Volvamos. Cuando entiende la escena, el fotógrafo norteamericano ya no puede seguir disparando su cámara: el niño desata las cintas y entrega el cuerpo a los funcionarios del crematorio, se inclina en una reverencia, vuelve a erguirse y se queda unos minutos, muy pocos, solo y en silencio, y dos hilos de sangre se deslizan de sus comisuras: tan tenso y tan exhausto está que los labios, la lengua son almohadillas donde descargarse; otra reverencia y se pierde en medio de la multitud.

“Quise consolarlo pero tuve miedo de que al hacerlo se desmoronara su fortaleza”, adujo el autor de la foto, Joe O’Donnell (1922-2007). Había llegado a Nagasaki el 11 de septiembre como sargento fotógrafo de los marines que llegaban para recoger prisioneros después de la rendición de Japón, y permaneció por siete meses. Portaba dos cámaras, con una sacaba las fotos de trabajo, con la otra las personales. Guardó los negativos de éstas por más de cincuenta años en un baúl cerrado con llave. Se casó con una japonesa, también fotógrafa, Kimiko Sakai, y tuvieron cuatro hijos. Su foto del niño del crematorio y otra de niños carbonizados sentados en una sala de escuela son las dos más mencionadas y, recién en 1995 las hizo públicas. La figura de O’Donnell, que se desempeñó después como fotógrafo de la Casa Blanca, es controversial y muy incómoda para los norteamericanos.

Alguna vez dijo que se animó a preguntarle al presidente Truman sobre el porqué de las Bombas atómicas y que la respuesta le resultó ininteligible. Muchos lo criticaron por sus gestos tardíos, sus reclamos erráticos, y hasta lo acusaron de atribuirse fotos tomadas por otros como la de Roosevelt, Stalin y Churchill en la cumbre de Yalta o la tan famosa de John John haciendo la venia ante el paso del cortejo fúnebre de su padre, J.F. Kennedy.
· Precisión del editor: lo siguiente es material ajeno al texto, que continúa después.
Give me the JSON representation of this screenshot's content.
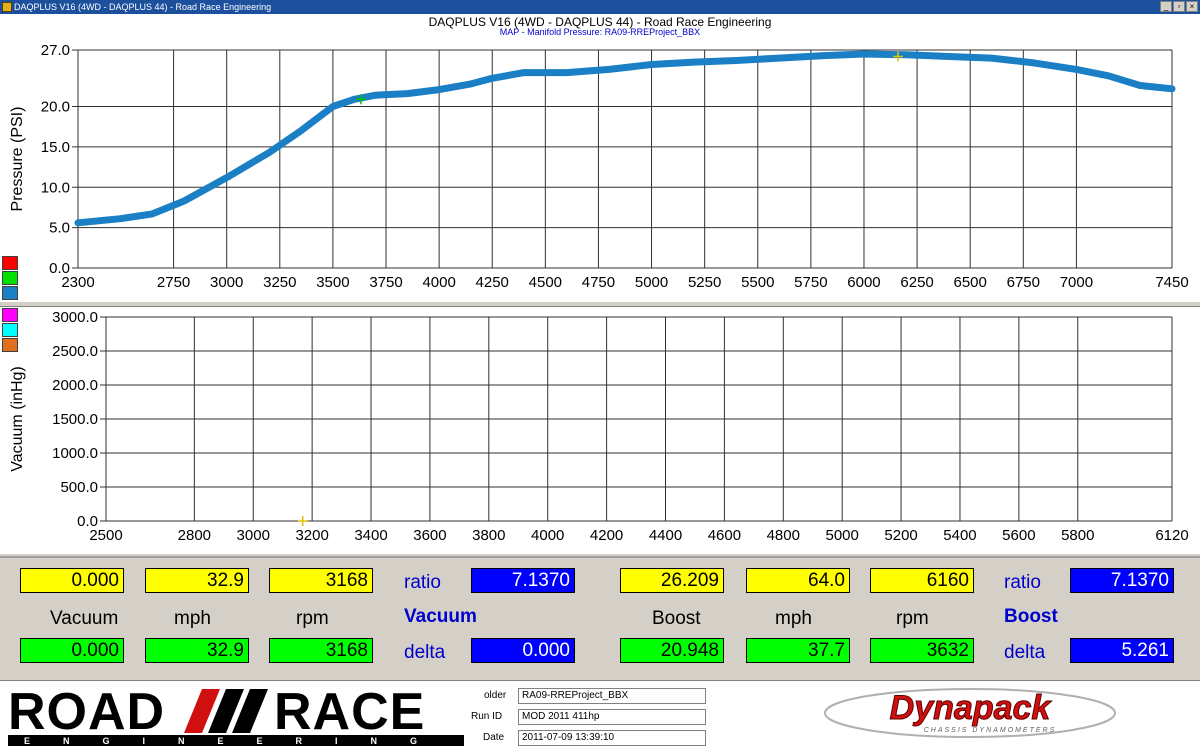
{
  "window": {
    "title": "DAQPLUS V16 (4WD - DAQPLUS 44) - Road Race Engineering",
    "controls": [
      "_",
      "▫",
      "×"
    ]
  },
  "chart": {
    "title": "DAQPLUS V16 (4WD - DAQPLUS 44) - Road Race Engineering",
    "subtitle": "MAP - Manifold Pressure: RA09-RREProject_BBX",
    "legend_colors_top": [
      "#ff0000",
      "#00e000",
      "#1a7fc4"
    ],
    "legend_colors_bottom": [
      "#ff00ff",
      "#00ffff",
      "#e07020"
    ]
  },
  "chart_data": [
    {
      "type": "line",
      "ylabel": "Pressure (PSI)",
      "xlabel": "",
      "xlim": [
        2300,
        7450
      ],
      "ylim": [
        0,
        27
      ],
      "x_ticks": [
        2300,
        2750,
        3000,
        3250,
        3500,
        3750,
        4000,
        4250,
        4500,
        4750,
        5000,
        5250,
        5500,
        5750,
        6000,
        6250,
        6500,
        6750,
        7000,
        7450
      ],
      "y_ticks": [
        "0.0",
        "5.0",
        "10.0",
        "15.0",
        "20.0",
        "27.0"
      ],
      "grid": true,
      "series": [
        {
          "color": "#1a7fc4",
          "x": [
            2300,
            2500,
            2650,
            2800,
            3000,
            3200,
            3350,
            3500,
            3600,
            3700,
            3850,
            4000,
            4150,
            4250,
            4400,
            4600,
            4800,
            5000,
            5200,
            5400,
            5600,
            5800,
            6000,
            6200,
            6400,
            6600,
            6800,
            7000,
            7150,
            7300,
            7450
          ],
          "y": [
            5.6,
            6.1,
            6.7,
            8.3,
            11.2,
            14.3,
            17.0,
            20.0,
            20.9,
            21.4,
            21.6,
            22.1,
            22.8,
            23.5,
            24.2,
            24.2,
            24.6,
            25.2,
            25.5,
            25.7,
            26.0,
            26.3,
            26.5,
            26.4,
            26.2,
            26.0,
            25.4,
            24.6,
            23.8,
            22.6,
            22.2
          ]
        }
      ],
      "markers": [
        {
          "x": 3632,
          "y": 20.9,
          "color": "#00c000"
        },
        {
          "x": 6160,
          "y": 26.2,
          "color": "#e0c000"
        }
      ]
    },
    {
      "type": "line",
      "ylabel": "Vacuum (inHg)",
      "xlabel": "",
      "xlim": [
        2500,
        6120
      ],
      "ylim": [
        0,
        3000
      ],
      "x_ticks": [
        2500,
        2800,
        3000,
        3200,
        3400,
        3600,
        3800,
        4000,
        4200,
        4400,
        4600,
        4800,
        5000,
        5200,
        5400,
        5600,
        5800,
        6120
      ],
      "y_ticks": [
        "0.0",
        "500.0",
        "1000.0",
        "1500.0",
        "2000.0",
        "2500.0",
        "3000.0"
      ],
      "grid": true,
      "series": [],
      "markers": [
        {
          "x": 3168,
          "y": 0,
          "color": "#e0c000"
        }
      ]
    }
  ],
  "readout": {
    "vacuum": {
      "cursor_values": [
        "0.000",
        "32.9",
        "3168"
      ],
      "labels": [
        "Vacuum",
        "mph",
        "rpm"
      ],
      "peak_values": [
        "0.000",
        "32.9",
        "3168"
      ],
      "ratio_label": "ratio",
      "ratio_value": "7.1370",
      "title": "Vacuum",
      "delta_label": "delta",
      "delta_value": "0.000"
    },
    "boost": {
      "cursor_values": [
        "26.209",
        "64.0",
        "6160"
      ],
      "labels": [
        "Boost",
        "mph",
        "rpm"
      ],
      "peak_values": [
        "20.948",
        "37.7",
        "3632"
      ],
      "ratio_label": "ratio",
      "ratio_value": "7.1370",
      "title": "Boost",
      "delta_label": "delta",
      "delta_value": "5.261"
    }
  },
  "footer": {
    "logo_text": "ROAD//RACE",
    "logo_subtext": "ENGINEERING",
    "folder_label": "older",
    "folder_value": "RA09-RREProject_BBX",
    "runid_label": "Run ID",
    "runid_value": "MOD 2011 411hp",
    "date_label": "Date",
    "date_value": "2011-07-09 13:39:10",
    "dyno_brand": "Dynapack",
    "dyno_sub": "CHASSIS DYNAMOMETERS"
  }
}
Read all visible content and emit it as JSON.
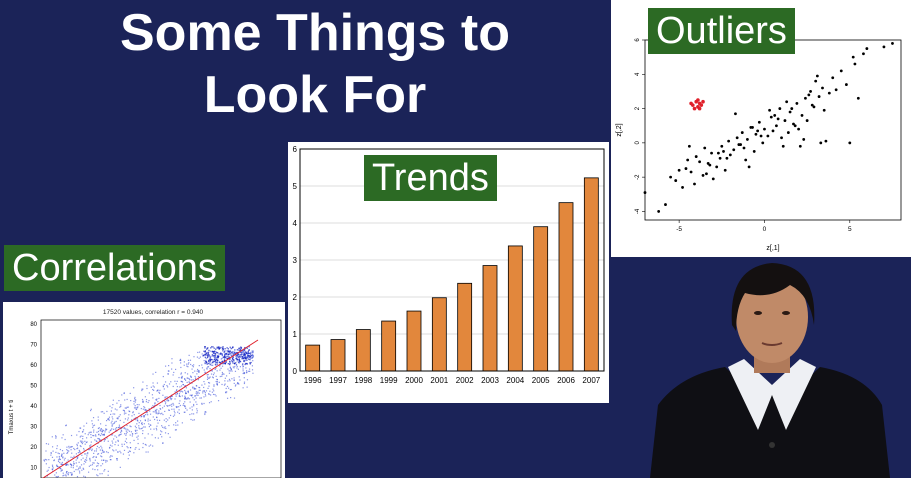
{
  "slide": {
    "title_line1": "Some Things to",
    "title_line2": "Look For"
  },
  "labels": {
    "trends": "Trends",
    "outliers": "Outliers",
    "correlations": "Correlations"
  },
  "colors": {
    "background": "#1b2358",
    "label_bg": "#2c6a24",
    "bar_fill": "#e2873c",
    "outlier_red": "#e0202a",
    "scatter_blue": "#2a3fd6"
  },
  "chart_data": [
    {
      "type": "bar",
      "categories": [
        "1996",
        "1997",
        "1998",
        "1999",
        "2000",
        "2001",
        "2002",
        "2003",
        "2004",
        "2005",
        "2006",
        "2007"
      ],
      "values": [
        0.7,
        0.85,
        1.12,
        1.35,
        1.62,
        1.98,
        2.37,
        2.85,
        3.38,
        3.9,
        4.55,
        5.22
      ],
      "ylim": [
        0,
        6
      ],
      "yticks": [
        "0",
        "1",
        "2",
        "3",
        "4",
        "5",
        "6"
      ],
      "grid": "horizontal",
      "title": "",
      "xlabel": "",
      "ylabel": ""
    },
    {
      "type": "scatter",
      "xlabel": "z[,1]",
      "ylabel": "z[,2]",
      "xticks": [
        "-5",
        "0",
        "5"
      ],
      "yticks": [
        "-4",
        "-2",
        "0",
        "2",
        "4",
        "6"
      ],
      "xlim": [
        -7,
        8
      ],
      "ylim": [
        -4.5,
        6
      ],
      "series": [
        {
          "color": "#000000",
          "x": [
            -7,
            -6.2,
            -5.8,
            -5.5,
            -5.2,
            -5.0,
            -4.8,
            -4.6,
            -4.5,
            -4.3,
            -4.1,
            -4.0,
            -3.8,
            -3.6,
            -3.5,
            -3.3,
            -3.1,
            -3.0,
            -2.8,
            -2.6,
            -2.5,
            -2.3,
            -2.1,
            -2.0,
            -1.8,
            -1.6,
            -1.5,
            -1.3,
            -1.1,
            -1.0,
            -0.8,
            -0.6,
            -0.5,
            -0.3,
            -0.1,
            0.0,
            0.2,
            0.4,
            0.5,
            0.7,
            0.9,
            1.0,
            1.2,
            1.4,
            1.5,
            1.7,
            1.9,
            2.0,
            2.2,
            2.4,
            2.5,
            2.7,
            2.9,
            3.0,
            3.2,
            3.4,
            3.5,
            4.0,
            4.5,
            5.0,
            5.2,
            5.5,
            6.0,
            7.0,
            7.5,
            -3.2,
            -2.2,
            -1.2,
            -0.2,
            0.8,
            1.8,
            2.8,
            3.8,
            4.8,
            -4.4,
            -1.7,
            0.3,
            1.3,
            2.3,
            3.3,
            5.3,
            -0.7,
            -2.7,
            3.1,
            2.6,
            1.6,
            0.6,
            -0.4,
            -1.4,
            -2.4,
            -3.4,
            4.2,
            5.8,
            3.6,
            2.1,
            -0.9,
            1.1
          ],
          "y": [
            -2.9,
            -4.0,
            -3.6,
            -2.0,
            -2.2,
            -1.6,
            -2.6,
            -1.5,
            -1.0,
            -1.7,
            -2.4,
            -0.8,
            -1.1,
            -1.9,
            -0.3,
            -1.2,
            -0.6,
            -2.1,
            -1.4,
            -0.9,
            -0.2,
            -1.6,
            0.1,
            -0.7,
            -0.4,
            0.3,
            -0.1,
            0.6,
            -1.0,
            0.2,
            0.9,
            -0.5,
            0.5,
            1.2,
            0.0,
            0.8,
            0.4,
            1.5,
            0.7,
            1.0,
            2.0,
            0.3,
            1.3,
            0.6,
            1.8,
            1.1,
            2.3,
            0.8,
            1.6,
            2.6,
            1.3,
            3.0,
            2.1,
            3.6,
            2.7,
            3.2,
            1.9,
            3.8,
            4.2,
            0.0,
            5.0,
            2.6,
            5.5,
            5.6,
            5.8,
            -1.3,
            -0.9,
            -0.3,
            0.4,
            1.4,
            1.0,
            2.2,
            2.9,
            3.4,
            -0.2,
            1.7,
            1.9,
            2.4,
            0.2,
            0.0,
            4.6,
            0.9,
            -0.6,
            3.9,
            2.8,
            2.0,
            1.6,
            0.7,
            -0.1,
            -0.5,
            -1.8,
            3.1,
            5.2,
            0.1,
            -0.2,
            -1.4,
            -0.2
          ]
        },
        {
          "color": "#e0202a",
          "x": [
            -4.2,
            -4.0,
            -3.9,
            -3.8,
            -4.1,
            -3.7,
            -3.9,
            -4.3,
            -3.6,
            -3.8
          ],
          "y": [
            2.2,
            2.4,
            2.1,
            2.3,
            2.0,
            2.2,
            2.5,
            2.3,
            2.4,
            2.0
          ]
        }
      ]
    },
    {
      "type": "scatter",
      "title": "17520 values, correlation r = 0.940",
      "ylabel": "Tmaxus t + ti",
      "yticks": [
        "10",
        "20",
        "30",
        "40",
        "50",
        "60",
        "70",
        "80"
      ],
      "ylim": [
        5,
        82
      ]
    }
  ]
}
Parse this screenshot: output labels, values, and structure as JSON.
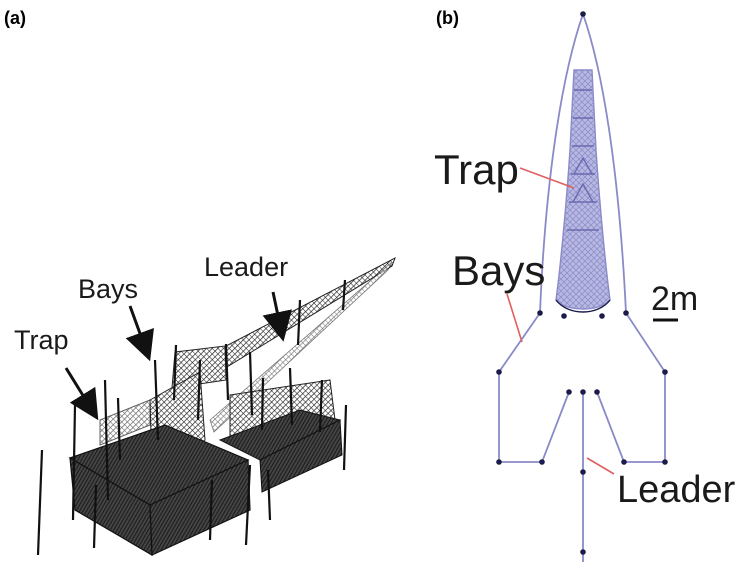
{
  "panel_a": {
    "label": "(a)",
    "labels": {
      "leader": "Leader",
      "bays": "Bays",
      "trap": "Trap"
    }
  },
  "panel_b": {
    "label": "(b)",
    "labels": {
      "trap": "Trap",
      "bays": "Bays",
      "leader": "Leader",
      "scale": "2m"
    }
  },
  "colors": {
    "outline": "#8a8ac8",
    "trap_fill": "#a9a9dc",
    "vertex": "#1c1c4a",
    "arrow_red": "#e06060",
    "sketch_ink": "#222222"
  }
}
Es curioso, en todo caso, lo que hizo con esta última: la toma completa era de su colega Stan Steans (Jackie, figuras en el fondo, unos policías adelante, y el niño John John). O’Donnnell recortó sólo al niño, derechito, con su tapado color pastel de doble abotonadura, haciendo el saludo militar (tal vez sugerido por su madre que algo le había dicho al oído).

¿Como en cinta de moebius, espejo asimétrico, reminiscencia fantasmal el negativo de 1945 de ese niño inolvidable, reflejado en esta otra, recorte, alteración falta de ética, pero sin duda una “obra” de otro momento crucial? ¿Raro efecto de una memoria agobiada que se apropia de una toma ajena mediante un acto que uno de los hijos de O’Donnell justificará, ante las acusaciones, como una forma de extraña demencia?

Y estas líneas que se suman al rodeo del cartel explicativo, o a las informaciones de los guías, como prueba de que todo lo que se diga sólo puede resultar nimio e inadecuado. Pero es un deber dar a conocer la foto de este niño. Su entereza, su paradojal belleza en un día del agosto más cruel, finalmente están replicadas, después de cincuenta años, en el museo, infinitamente en la red, y también en el libro que la Universidad de Vanderbilt publicó en 2008 Japan 1945. A US Marine’s Photograph from Ground Zero.

* Escritora, traductora y editora. Desde 1994 publica la revista literaria Tokonoma, auyo último número pertenece este texto.  Tradujo a Mori Ogai, Natsume Soseki, Yasunari Kawabata, Sei Shoonagon, Saikaku, Haroldo de Campos, Jorge Amado, Júlia Lopes de Almeida, Clarice Lispector, Vilma Areas.